La Foresta Amazzonica era (ed è ancora) uno tra i paradisi del nostro pianeta, nella quale erano (e sono ancora) presenti migliaia di specie animali e vegetali, la maggior parte ancora ignota. La Foresta Amazzonica si estende per 6.5 milioni di chilometri quadrati e occupa il 5% della superficie terrestre. Ma la deforestazione selvaggia sta distruggendo la foresta in maniera indiscriminata: ettari ed ettari di foresta vengono tagliati per il legno e per far spazio a nuove coltivazioni, in un Brasile in pieno boom economico.

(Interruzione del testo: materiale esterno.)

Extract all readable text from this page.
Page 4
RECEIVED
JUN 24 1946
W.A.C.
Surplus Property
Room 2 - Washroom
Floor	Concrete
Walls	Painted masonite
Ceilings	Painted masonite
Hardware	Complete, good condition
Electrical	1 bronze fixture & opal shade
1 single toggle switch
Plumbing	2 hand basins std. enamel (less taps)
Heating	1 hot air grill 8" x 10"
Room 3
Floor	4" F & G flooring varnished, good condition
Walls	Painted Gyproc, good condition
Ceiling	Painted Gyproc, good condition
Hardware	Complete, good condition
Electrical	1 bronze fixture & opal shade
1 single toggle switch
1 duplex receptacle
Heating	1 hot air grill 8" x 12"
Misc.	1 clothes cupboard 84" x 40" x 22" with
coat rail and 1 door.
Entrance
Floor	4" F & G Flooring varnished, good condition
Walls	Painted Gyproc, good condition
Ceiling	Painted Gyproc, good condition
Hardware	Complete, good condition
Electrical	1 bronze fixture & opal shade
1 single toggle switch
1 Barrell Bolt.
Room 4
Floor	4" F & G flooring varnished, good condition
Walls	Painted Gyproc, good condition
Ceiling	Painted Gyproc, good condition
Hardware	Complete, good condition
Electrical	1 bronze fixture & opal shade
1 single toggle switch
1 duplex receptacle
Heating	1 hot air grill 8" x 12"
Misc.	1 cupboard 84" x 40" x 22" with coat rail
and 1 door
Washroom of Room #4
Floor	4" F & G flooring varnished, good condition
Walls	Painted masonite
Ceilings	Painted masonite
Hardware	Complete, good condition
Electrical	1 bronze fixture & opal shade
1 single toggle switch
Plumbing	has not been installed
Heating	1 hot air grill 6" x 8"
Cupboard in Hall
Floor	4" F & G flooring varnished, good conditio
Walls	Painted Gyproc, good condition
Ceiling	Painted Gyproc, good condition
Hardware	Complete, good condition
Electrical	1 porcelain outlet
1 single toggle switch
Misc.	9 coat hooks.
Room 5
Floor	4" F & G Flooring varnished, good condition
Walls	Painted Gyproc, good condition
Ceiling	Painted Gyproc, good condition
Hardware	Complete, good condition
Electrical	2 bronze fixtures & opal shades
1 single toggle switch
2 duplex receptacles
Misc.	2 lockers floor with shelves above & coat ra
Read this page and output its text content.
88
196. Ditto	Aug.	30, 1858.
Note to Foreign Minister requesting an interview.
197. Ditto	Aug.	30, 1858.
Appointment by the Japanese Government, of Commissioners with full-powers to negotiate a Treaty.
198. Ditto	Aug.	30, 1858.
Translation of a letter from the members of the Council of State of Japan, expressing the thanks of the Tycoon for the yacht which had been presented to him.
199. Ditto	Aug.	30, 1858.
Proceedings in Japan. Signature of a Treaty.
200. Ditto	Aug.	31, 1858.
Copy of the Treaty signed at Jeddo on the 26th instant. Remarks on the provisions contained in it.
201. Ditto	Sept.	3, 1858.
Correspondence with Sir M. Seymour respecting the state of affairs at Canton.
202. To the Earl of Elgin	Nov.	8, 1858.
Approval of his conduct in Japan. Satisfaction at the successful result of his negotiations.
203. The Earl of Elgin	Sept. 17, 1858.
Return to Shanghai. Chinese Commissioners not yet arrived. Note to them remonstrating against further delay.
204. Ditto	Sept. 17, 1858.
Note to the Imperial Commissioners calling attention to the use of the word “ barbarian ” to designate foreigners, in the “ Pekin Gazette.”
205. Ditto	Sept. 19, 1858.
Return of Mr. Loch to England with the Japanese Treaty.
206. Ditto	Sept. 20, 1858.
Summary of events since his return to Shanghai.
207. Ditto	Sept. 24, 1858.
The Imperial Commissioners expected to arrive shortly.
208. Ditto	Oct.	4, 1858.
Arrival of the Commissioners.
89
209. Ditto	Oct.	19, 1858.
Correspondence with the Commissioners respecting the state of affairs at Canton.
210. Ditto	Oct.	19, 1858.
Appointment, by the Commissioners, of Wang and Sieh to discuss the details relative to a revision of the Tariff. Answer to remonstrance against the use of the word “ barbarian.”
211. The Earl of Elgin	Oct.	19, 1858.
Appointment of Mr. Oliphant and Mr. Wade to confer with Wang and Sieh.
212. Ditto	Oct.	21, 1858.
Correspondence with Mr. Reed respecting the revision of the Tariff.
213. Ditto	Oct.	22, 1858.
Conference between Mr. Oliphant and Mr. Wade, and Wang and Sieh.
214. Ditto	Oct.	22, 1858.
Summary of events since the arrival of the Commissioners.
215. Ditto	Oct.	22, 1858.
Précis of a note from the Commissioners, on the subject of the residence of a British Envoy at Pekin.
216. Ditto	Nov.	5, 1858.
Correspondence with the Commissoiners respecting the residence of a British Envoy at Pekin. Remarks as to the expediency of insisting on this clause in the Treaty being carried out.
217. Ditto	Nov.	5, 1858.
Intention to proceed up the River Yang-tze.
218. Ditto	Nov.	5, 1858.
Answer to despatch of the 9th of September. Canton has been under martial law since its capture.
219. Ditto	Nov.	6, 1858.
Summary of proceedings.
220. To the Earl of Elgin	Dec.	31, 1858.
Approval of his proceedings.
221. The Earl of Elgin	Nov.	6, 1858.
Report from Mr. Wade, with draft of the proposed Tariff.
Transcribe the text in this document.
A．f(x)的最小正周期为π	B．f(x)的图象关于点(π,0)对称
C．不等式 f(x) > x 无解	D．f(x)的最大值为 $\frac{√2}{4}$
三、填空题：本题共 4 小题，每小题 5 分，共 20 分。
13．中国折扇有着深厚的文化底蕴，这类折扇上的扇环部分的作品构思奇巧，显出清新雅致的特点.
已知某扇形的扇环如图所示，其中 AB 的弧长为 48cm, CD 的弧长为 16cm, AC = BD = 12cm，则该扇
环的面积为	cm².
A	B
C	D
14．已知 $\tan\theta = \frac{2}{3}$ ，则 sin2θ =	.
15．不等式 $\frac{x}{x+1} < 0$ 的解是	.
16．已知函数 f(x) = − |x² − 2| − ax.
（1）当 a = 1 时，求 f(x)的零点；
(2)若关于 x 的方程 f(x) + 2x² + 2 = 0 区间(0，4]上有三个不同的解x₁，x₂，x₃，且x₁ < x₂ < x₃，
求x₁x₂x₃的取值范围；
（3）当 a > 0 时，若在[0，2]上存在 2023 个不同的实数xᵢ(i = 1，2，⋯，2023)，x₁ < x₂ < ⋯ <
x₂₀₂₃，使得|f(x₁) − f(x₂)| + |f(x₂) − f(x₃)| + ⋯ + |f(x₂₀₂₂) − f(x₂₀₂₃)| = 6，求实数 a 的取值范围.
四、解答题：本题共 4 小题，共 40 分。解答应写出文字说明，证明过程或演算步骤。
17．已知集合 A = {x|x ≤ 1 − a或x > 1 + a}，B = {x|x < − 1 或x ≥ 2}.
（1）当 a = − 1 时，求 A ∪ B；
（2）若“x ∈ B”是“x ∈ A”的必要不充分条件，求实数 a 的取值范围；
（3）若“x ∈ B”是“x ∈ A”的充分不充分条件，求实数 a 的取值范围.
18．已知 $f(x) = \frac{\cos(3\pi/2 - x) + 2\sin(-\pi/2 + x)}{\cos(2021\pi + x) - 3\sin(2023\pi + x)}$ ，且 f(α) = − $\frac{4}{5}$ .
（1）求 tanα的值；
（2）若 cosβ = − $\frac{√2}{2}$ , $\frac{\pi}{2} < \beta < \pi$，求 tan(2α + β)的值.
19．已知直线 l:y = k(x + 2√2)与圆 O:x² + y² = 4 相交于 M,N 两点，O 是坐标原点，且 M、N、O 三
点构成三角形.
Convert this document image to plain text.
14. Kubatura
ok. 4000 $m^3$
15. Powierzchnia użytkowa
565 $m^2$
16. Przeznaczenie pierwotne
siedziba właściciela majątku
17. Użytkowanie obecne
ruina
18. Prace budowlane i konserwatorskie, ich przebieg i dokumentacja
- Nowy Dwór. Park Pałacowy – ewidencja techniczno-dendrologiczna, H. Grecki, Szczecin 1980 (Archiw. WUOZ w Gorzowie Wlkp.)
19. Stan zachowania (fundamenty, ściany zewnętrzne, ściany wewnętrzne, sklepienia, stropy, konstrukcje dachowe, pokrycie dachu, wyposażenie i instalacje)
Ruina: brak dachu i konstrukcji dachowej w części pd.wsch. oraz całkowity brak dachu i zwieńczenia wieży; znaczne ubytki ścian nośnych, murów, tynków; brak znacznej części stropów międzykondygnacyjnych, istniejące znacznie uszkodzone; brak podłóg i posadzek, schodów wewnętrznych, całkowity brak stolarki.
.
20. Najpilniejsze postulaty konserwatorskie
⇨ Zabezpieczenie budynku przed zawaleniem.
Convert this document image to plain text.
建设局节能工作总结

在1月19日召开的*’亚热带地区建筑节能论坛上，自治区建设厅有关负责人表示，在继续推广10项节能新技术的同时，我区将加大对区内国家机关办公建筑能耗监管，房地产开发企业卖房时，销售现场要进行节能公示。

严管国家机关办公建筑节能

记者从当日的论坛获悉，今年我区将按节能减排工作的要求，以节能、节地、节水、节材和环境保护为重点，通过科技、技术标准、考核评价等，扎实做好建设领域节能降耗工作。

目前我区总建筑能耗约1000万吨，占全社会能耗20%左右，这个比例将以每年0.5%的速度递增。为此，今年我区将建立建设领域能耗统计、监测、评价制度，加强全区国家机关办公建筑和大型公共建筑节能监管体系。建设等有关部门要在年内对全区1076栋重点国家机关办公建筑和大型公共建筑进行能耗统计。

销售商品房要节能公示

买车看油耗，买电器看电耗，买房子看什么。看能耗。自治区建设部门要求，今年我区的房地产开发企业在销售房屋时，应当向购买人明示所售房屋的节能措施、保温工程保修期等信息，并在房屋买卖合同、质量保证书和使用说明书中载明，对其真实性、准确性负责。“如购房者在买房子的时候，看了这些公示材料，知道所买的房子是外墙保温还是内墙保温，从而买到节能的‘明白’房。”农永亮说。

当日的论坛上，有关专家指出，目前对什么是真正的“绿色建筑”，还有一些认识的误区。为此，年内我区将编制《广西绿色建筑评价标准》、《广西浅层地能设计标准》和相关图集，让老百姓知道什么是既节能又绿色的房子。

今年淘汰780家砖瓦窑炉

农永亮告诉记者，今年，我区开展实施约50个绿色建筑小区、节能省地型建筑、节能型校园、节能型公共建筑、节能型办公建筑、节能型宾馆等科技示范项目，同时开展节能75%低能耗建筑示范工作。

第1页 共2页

Si calcola che dall’inizio della deforestazione la superficie della Foresta sia diminuita di 1/5: dal 2000 al 2007 si calcola che la foresta perda 19.000 km2 ogni anno, un’area grande quanto il Veneto.

Amazon_rainforest

Come se non bastasse il Rio delle Amazzoni, il fiume che scorre in mezzo alla foresta, è fortemente inquinato. Negli ultimi 10 anni nel fiume sono state scaricate centinaia di tonnellate di mercurio, che stanno distruggendo la fauna e la flora del fiume. Stesso destino subiscono i suoi affluenti: il Rio Tapajos in 10 anni è stato inquinato con 800 tonnellate di mercurio.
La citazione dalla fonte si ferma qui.